Die Gottesanbeterin (Mantis religiosa) wird schon
seit über 2000 Jahren als mystisches Tier gesehen und findet sich so in den Darstellungen wieder. Bei den Griechen waren sie so göttlich eingeschätzt, dass sie mit ihren nach vorne
gerichteten Armen die Richtung vorgaben. In Südafrika gelten sie bei den Khoesan-Völkern als heilig, und überall wo eine Gottesanbeterin auftaucht, wird ein Fest gefeiert. Schon Carl von Linne
gab der Fangschrecke 1758 den wissenschaftlichen Namen "religiosa", die "Fromme" oder auch "Gottesfürchtige".
Diese mystische Seite der Gottesanbeterin habe ich versucht in Bildern festzuhalten.
Ebenso kommt die mystische Seite vor dem Vollmond gut zum Ausdruck. Diese Darstellung ist jedoch nicht einfach umzusetzen. Hierzu wird eine kamerainterne Doppelbelichtung durchgeführt,
also erst die Gottesanbeterin scharf ins Bild gerückt, dann den Mond. Beide Bilder fügt die Kamera zu einem Bild zusammen. Nur so lassen sich beide Fokuspunkte scharf ablichten, die Bilder sind
nicht in Photoshop entstanden, sondern so im Lebensraum.
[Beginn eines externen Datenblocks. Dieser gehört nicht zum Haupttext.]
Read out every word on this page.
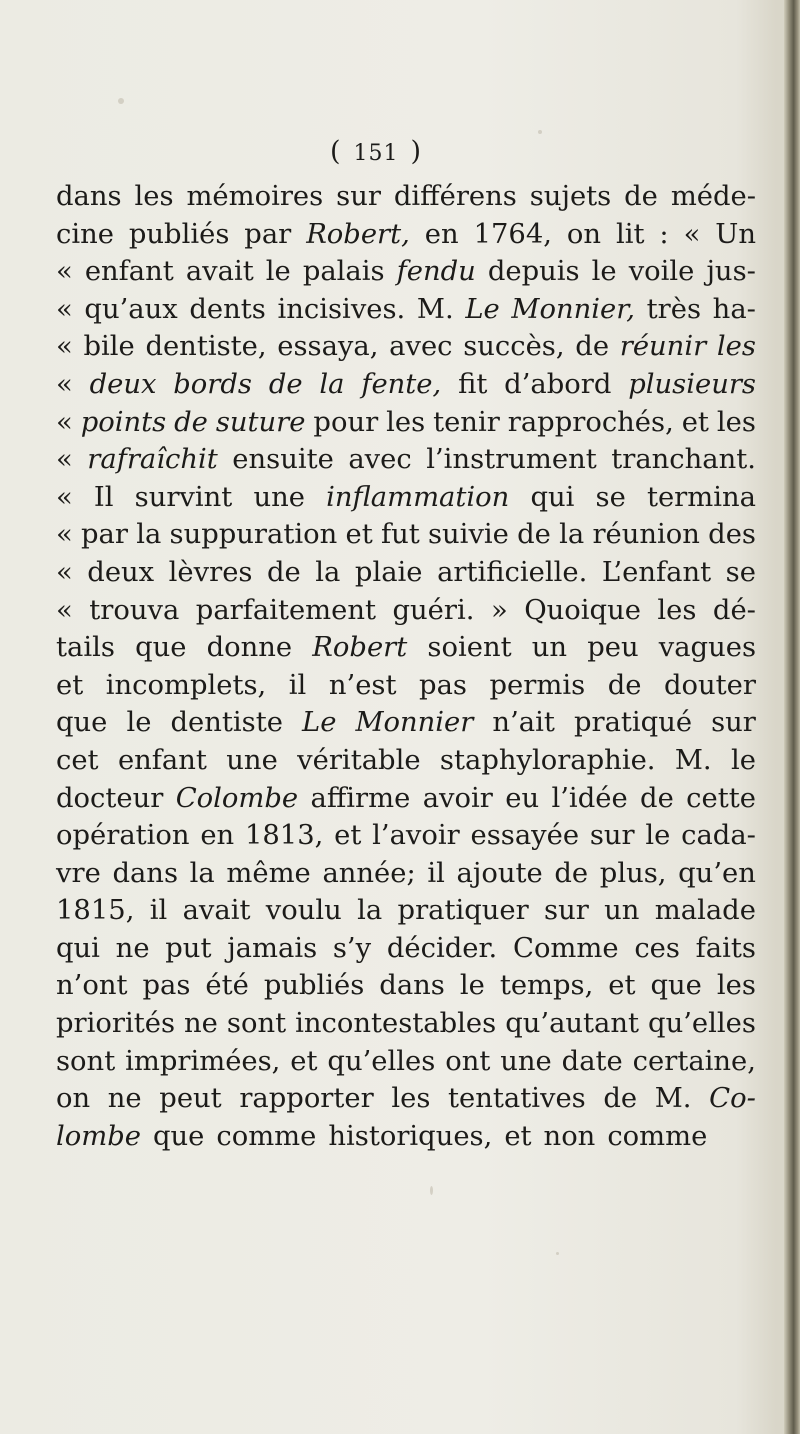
( 151 )
dans les mémoires sur différens sujets de méde-
cine publiés par Robert, en 1764, on lit : « Un
« enfant avait le palais fendu depuis le voile jus-
« qu’aux dents incisives. M. Le Monnier, très ha-
« bile dentiste, essaya, avec succès, de réunir les
« deux bords de la fente, fit d’abord plusieurs
« points de suture pour les tenir rapprochés, et les
« rafraîchit ensuite avec l’instrument tranchant.
« Il survint une inflammation qui se termina
« par la suppuration et fut suivie de la réunion des
« deux lèvres de la plaie artificielle. L’enfant se
« trouva parfaitement guéri. » Quoique les dé-
tails que donne Robert soient un peu vagues
et incomplets, il n’est pas permis de douter
que le dentiste Le Monnier n’ait pratiqué sur
cet enfant une véritable staphyloraphie. M. le
docteur Colombe affirme avoir eu l’idée de cette
opération en 1813, et l’avoir essayée sur le cada-
vre dans la même année; il ajoute de plus, qu’en
1815, il avait voulu la pratiquer sur un malade
qui ne put jamais s’y décider. Comme ces faits
n’ont pas été publiés dans le temps, et que les
priorités ne sont incontestables qu’autant qu’elles
sont imprimées, et qu’elles ont une date certaine,
on ne peut rapporter les tentatives de M. Co-
lombe que comme historiques, et non comme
Die Gottesanbeterin (Mantis religiosa) ist mit 8 Subspezies über die gesamte Paläarktis bis Südafrika verbreitet. Sie besiedelt hier insbesondere warme, trockene Stellen. In Deutschland breitet
sich die Gottesanbeterin auf Grund der Klimaerwärmung derzeit über den Oberrheingraben nach Norden aus. Da die Weibchen flugunfähig sind, ist der Ausbreitungsradius entsprechend von Generation zu
Generation sehr gering. Anders sieht es aus, wenn wie in Berlin oder Sachsen (Nochten) vermutlich Ootheken über Fahrzeuge (meist Militärfahrzeuge aus Südeuropa) eingebracht werden. An günstigen
Stellen kann sich so unter Umständen eine stabile Population bilden. Der limitierende Faktor für das Vorkommen ist weniger die Temperatur (Ootheken vertragen bis -40 Grad C), vielmehr
ein ausreichendes Angebot an kleinen Insketen nach dem Schlupf der Larven.
Die Geschlechter der Mantis lassen sich relativ gut unterscheiden. Die Männchen besitzen einen schlanken Körper mit langen Fühlern auf denen sich Sinnenzellen befinden. Neue Untersuchungen
zeigen, dass die Antennen der Männchen jeweils mit 20360 Chemorezeptoren besetzt sind, bei den Weibchen lediglich mit 730. Daraus lässt sich leicht ableiten, dass die Sinneszellen zur
Wahrnehmung der Geschlechtspheromone dienen.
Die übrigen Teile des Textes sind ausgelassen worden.